Another word I like is "mature." As in, your breasts start to develop around age 10, but they won't finish maturing until after you've had children. Basically looking at perky, pre-baby breasts as "undeveloped" and post-baby breasts as "normal" rather than seeing pre-baby breasts as "normal" and post-baby breasts as "ruined."
post #39 of 86
I want to get a shirt that says "Boobs change. Get over it."
post #40 of 86
Quote:
Originally Posted by prettypixels View Post
Pandora, perky 36D's! Girl, wow!!! Mine are still kinda perky but only because they are little, gosh darnit!

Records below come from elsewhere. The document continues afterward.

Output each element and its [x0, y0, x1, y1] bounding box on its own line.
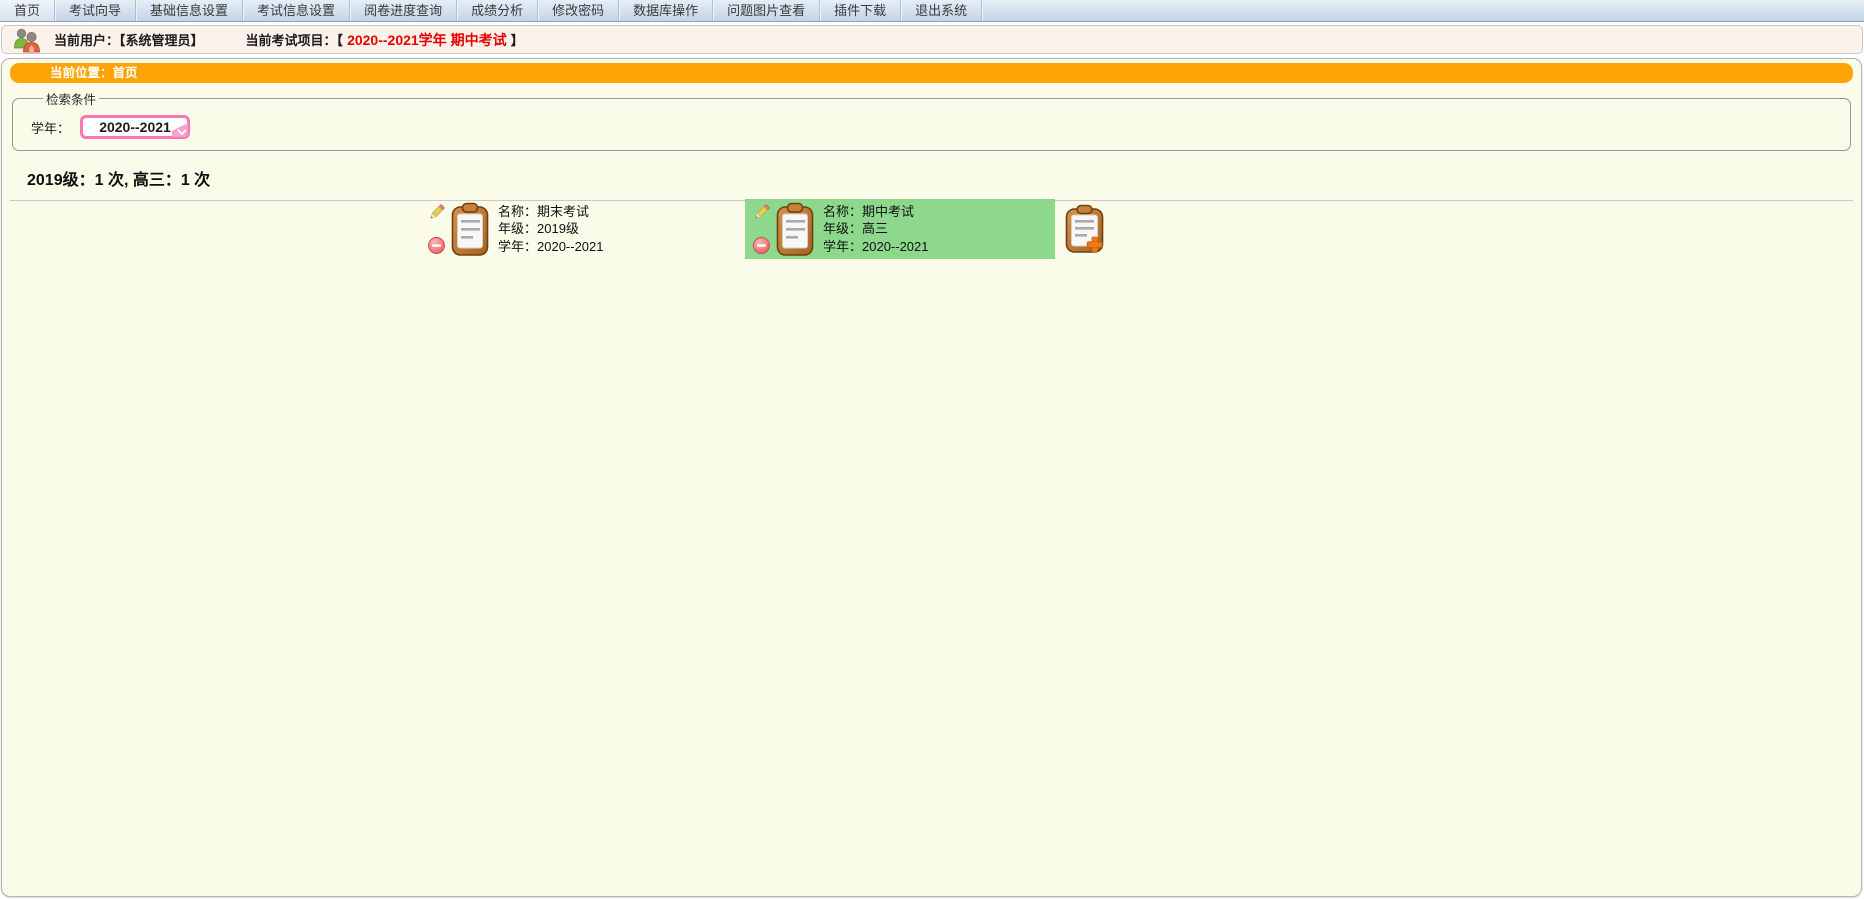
school-year-select[interactable]: 2020--2021 [80, 115, 190, 139]
current-exam-project: 当前考试项目：【2020--2021学年 期中考试】 [246, 30, 524, 50]
user-status-bar: 当前用户：【系统管理员】 当前考试项目：【2020--2021学年 期中考试】 [1, 25, 1863, 54]
exam-card-text: 名称：期末考试 年级：2019级 学年：2020--2021 [498, 203, 604, 256]
current-project-value: 2020--2021学年 期中考试 [343, 32, 511, 48]
clipboard-add-icon[interactable] [1065, 204, 1106, 254]
current-user-label: 当前用户： [54, 33, 119, 48]
exam-cards-row: 名称：期末考试 年级：2019级 学年：2020--2021 [420, 199, 1106, 259]
school-year-value: 2020--2021 [99, 119, 171, 135]
menu-item-basic-info-settings[interactable]: 基础信息设置 [136, 0, 243, 21]
exam-card[interactable]: 名称：期末考试 年级：2019级 学年：2020--2021 [420, 199, 730, 259]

BTW any MAN who would give a woman crap about her boobs being ruined should be... well I know we don't believe in corporal punishment here, so I'll stop, but I find it very tempting for a man like that. My comment is about WOMEN making choices for themselves... not MEN choosing for us.

Thems not perky anymore, they USED to be...but I aged, I had a baby (soon to be two babies) Nursed, and whatnot..I used my breasts for what they were meant for...I dont care. Sure I"m gonna get a reduction if the excersise regime doesn't help alleviate the back pain they cause (I'm only 5' tall) but that's AFTER I wean this new babe and ONLY for my health. I chose to live with the discomfort till I was done having and nursing children...knowing full well the reprocussions on nursing if i did get a reduction before then.